It has been a long time since Michael Jackson, dead or alive, was the leader of the pop pack. But Xscape, a posthumous LP released Tuesday, unearths several new cuts from those incandescent days when he really was the King of Pop — and before allegations and painkillers stole that crown.
And once again, MJ is the best thing on the radio dial.
Go back to Off the Wall (1979), Thriller (1982), Bad (1987): Jackson was light years ahead, as if he could fly and everyone else wore concrete shoes. But time, what little of it the 50-year-old ultimately had, brought him back to earth. Late-career albums Dangerous, HIStory, Invincible and most regrettably 2010's turgid, fragmentary posthumous LP Michael all increasingly showed an uneasy performer chasing, instead of dictating, what was cool.
So it's surprising, and absolutely awesome, that latest MJ single Love Never Felt So Good, written in 1983 and leading off Xscape, is unlike anything heard on today's Top 40. Co-written by Paul Anka(!), rediscovered in the vaults by music mogul L.A. Reid, and enhanced by a Justin Timberlake cameo, the synthy groover is infused with unmistakable MJ verve. Swing, joy, grace are ingredients Jackson once summoned as easily as the rest of us reach for the salt.

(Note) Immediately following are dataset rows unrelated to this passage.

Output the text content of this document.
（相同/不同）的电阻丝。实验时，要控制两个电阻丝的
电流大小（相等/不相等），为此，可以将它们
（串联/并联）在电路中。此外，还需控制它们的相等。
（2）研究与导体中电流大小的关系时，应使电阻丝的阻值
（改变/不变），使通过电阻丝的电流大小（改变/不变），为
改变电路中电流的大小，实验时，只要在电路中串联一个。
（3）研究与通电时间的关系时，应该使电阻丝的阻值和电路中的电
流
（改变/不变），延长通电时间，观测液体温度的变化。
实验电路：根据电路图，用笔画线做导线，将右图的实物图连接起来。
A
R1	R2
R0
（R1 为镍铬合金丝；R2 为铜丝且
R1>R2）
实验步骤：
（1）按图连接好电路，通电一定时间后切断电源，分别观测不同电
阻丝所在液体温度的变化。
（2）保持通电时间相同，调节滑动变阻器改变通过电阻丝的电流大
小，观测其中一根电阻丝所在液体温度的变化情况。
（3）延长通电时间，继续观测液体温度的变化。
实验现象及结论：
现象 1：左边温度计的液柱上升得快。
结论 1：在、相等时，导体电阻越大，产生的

Xscape's worth-the-cash deluxe version, which was No. 2 on iTunes at press time, contains several iterations of Love Never Felt So Good: the original disco-juiced track as MJ intended, a charming demo version and that blown-out duet with a genuflecting Timberlake, pop's newest royal and someone Jackson had wanted to duet with before his death in June 2009. None of the versions sound dated at all; they simply sound timeless.

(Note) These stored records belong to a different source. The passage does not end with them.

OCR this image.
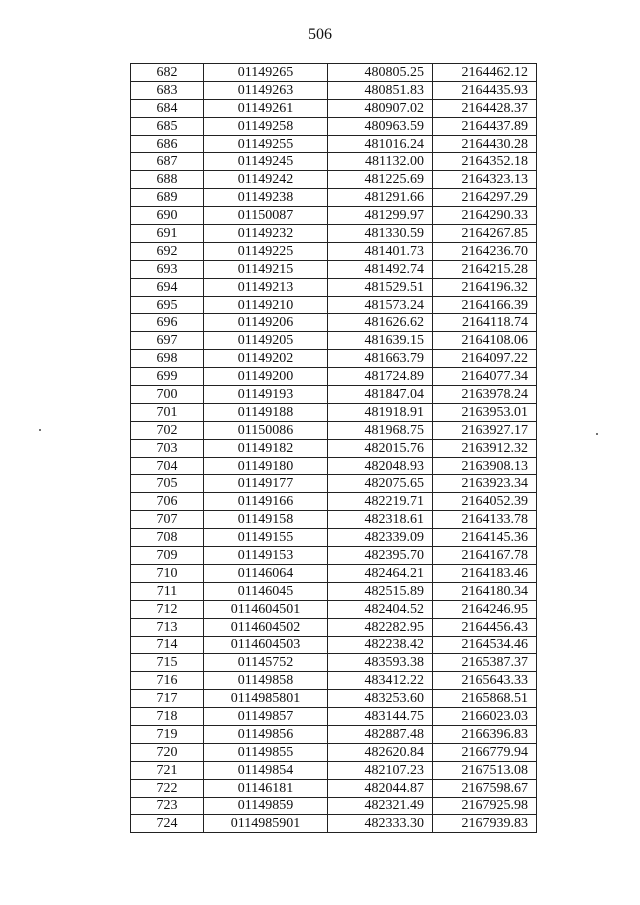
506
682	01149265	480805.25	2164462.12
683	01149263	480851.83	2164435.93
684	01149261	480907.02	2164428.37
685	01149258	480963.59	2164437.89
686	01149255	481016.24	2164430.28
687	01149245	481132.00	2164352.18
688	01149242	481225.69	2164323.13
689	01149238	481291.66	2164297.29
690	01150087	481299.97	2164290.33
691	01149232	481330.59	2164267.85
692	01149225	481401.73	2164236.70
693	01149215	481492.74	2164215.28
694	01149213	481529.51	2164196.32
695	01149210	481573.24	2164166.39
696	01149206	481626.62	2164118.74
697	01149205	481639.15	2164108.06
698	01149202	481663.79	2164097.22
699	01149200	481724.89	2164077.34
700	01149193	481847.04	2163978.24
701	01149188	481918.91	2163953.01
702	01150086	481968.75	2163927.17
703	01149182	482015.76	2163912.32
704	01149180	482048.93	2163908.13
705	01149177	482075.65	2163923.34
706	01149166	482219.71	2164052.39
707	01149158	482318.61	2164133.78
708	01149155	482339.09	2164145.36
709	01149153	482395.70	2164167.78
710	01146064	482464.21	2164183.46
711	01146045	482515.89	2164180.34
712	0114604501	482404.52	2164246.95
713	0114604502	482282.95	2164456.43
714	0114604503	482238.42	2164534.46
715	01145752	483593.38	2165387.37
716	01149858	483412.22	2165643.33
717	0114985801	483253.60	2165868.51
718	01149857	483144.75	2166023.03
719	01149856	482887.48	2166396.83
720	01149855	482620.84	2166779.94
721	01149854	482107.23	2167513.08
722	01146181	482044.87	2167598.67
723	01149859	482321.49	2167925.98
724	0114985901	482333.30	2167939.83
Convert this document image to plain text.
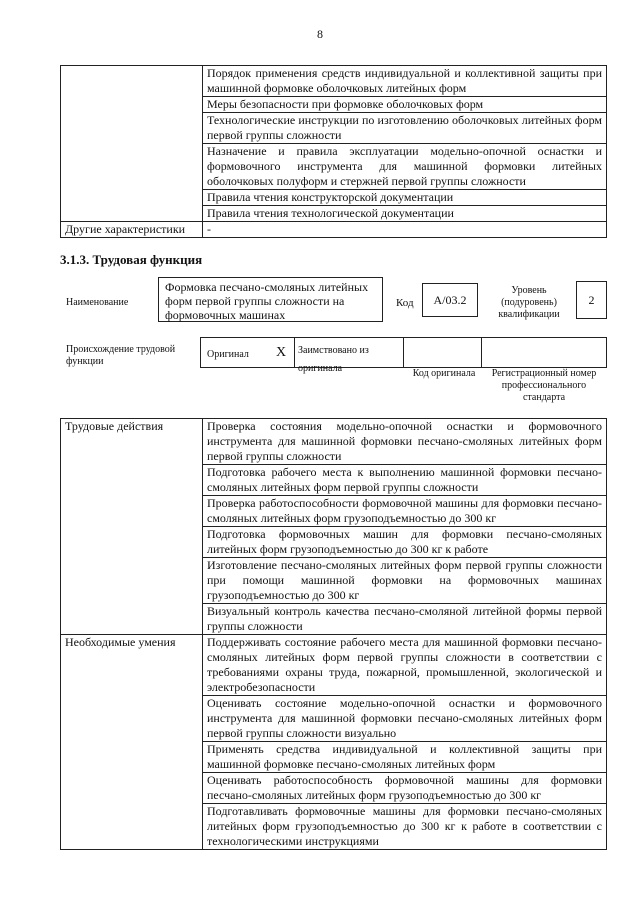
8
	Порядок применения средств индивидуальной и коллективной защиты при машинной формовке оболочковых литейных форм
	Меры безопасности при формовке оболочковых форм
	Технологические инструкции по изготовлению оболочковых литейных форм первой группы сложности
	Назначение и правила эксплуатации модельно-опочной оснастки и формовочного инструмента для машинной формовки литейных оболочковых полуформ и стержней первой группы сложности
	Правила чтения конструкторской документации
	Правила чтения технологической документации
Другие характеристики	-
3.1.3. Трудовая функция
Наименование
Формовка песчано-смоляных литейных форм первой группы сложности на формовочных машинах
Код	A/03.2
Уровень (подуровень) квалификации
2
Происхождение трудовой функции
Оригинал X	Заимствовано из оригинала	Код оригинала	Регистрационный номер профессионального стандарта
Трудовые действия	Проверка состояния модельно-опочной оснастки и формовочного инструмента для машинной формовки песчано-смоляных литейных форм первой группы сложности
	Подготовка рабочего места к выполнению машинной формовки песчано-смоляных литейных форм первой группы сложности
	Проверка работоспособности формовочной машины для формовки песчано-смоляных литейных форм грузоподъемностью до 300 кг
	Подготовка формовочных машин для формовки песчано-смоляных литейных форм грузоподъемностью до 300 кг к работе
	Изготовление песчано-смоляных литейных форм первой группы сложности при помощи машинной формовки на формовочных машинах грузоподъемностью до 300 кг
	Визуальный контроль качества песчано-смоляной литейной формы первой группы сложности
Необходимые умения	Поддерживать состояние рабочего места для машинной формовки песчано-смоляных литейных форм первой группы сложности в соответствии с требованиями охраны труда, пожарной, промышленной, экологической и электробезопасности
	Оценивать состояние модельно-опочной оснастки и формовочного инструмента для машинной формовки песчано-смоляных литейных форм первой группы сложности визуально
	Применять средства индивидуальной и коллективной защиты при машинной формовке песчано-смоляных литейных форм
	Оценивать работоспособность формовочной машины для формовки песчано-смоляных литейных форм грузоподъемностью до 300 кг
	Подготавливать формовочные машины для формовки песчано-смоляных литейных форм грузоподъемностью до 300 кг к работе в соответствии с технологическими инструкциями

Love Never Felt So Good was lovingly tinkered with by Timbaland, one of several producers (Stargate, Babyface, Rodney "Darkchild" Jerkins) brought in to spruce up the material Reid found in the family vaults. Whereas 2010's stinko Michael album, a commercial flop in the United States, featured hardly any real Michael spirit at all, Xscape's tracks were all worked over, to some degree, by the artist. Even better, many of the cuts are from the Thriller and Bad eras, which means Jackson's voice is often fluttery and light, not that hard, bitter spat that showed up when life turned sour.
The regular edition of Xscape has eight tracks, and there's fun to be had beyond Love Never Felt So Good. The puddle-deep Loving You ("We'll make a wish and then we'll kiss, our love forever true") is MJ giddy in love, Human Nature you can dance to. For the loping fantasy A Place With No Name — about a man torn by his desires, a topic MJ knew well — Norwegian producers Stargate (Katy Perry's Firework) futurize the riff from The Way You Make Feel as the singer borrows from America's A Horse With No Name. The Michael record had no real hits; Xscape could have two great ones.
There isn't really a prolonged dull patch on Xscape, but not everything shimmers to the same sheen. The main vocal on the paparazzi-slamming title track sounds thick, suspicious, although Darkchild's production is booty-bumping stellar. Blue Gangsta is a brash boasting song, although I'm not quite sure what's he's boasting about here. And Chicago and Slave to the Rhythm (a dangerous woman, a dangerous dance floor) are tracks the King could have written in his hyperbaric sleep chamber, which doesn't make them bad, just easy.
So that leaves one more cut: Do You Know Where Your Children Are, a hold-them-close plea against child abuse. Who knows what Jackson's original production ideas were? All we know is that here Timbaland goes with a midtempo churn that builds to a tee-hee-ing crescendo, music and lyric seemingly out of sync.
Was that deliberate? Maybe. After all, Jackson's reputation, although certainly more saintish than sinful these days, remains speckled with allegations of child endangerment. For better or worse, this isn't the place for that. Xscape is all about remembering a man who flew high before he fell hard. Welcome back, MJ.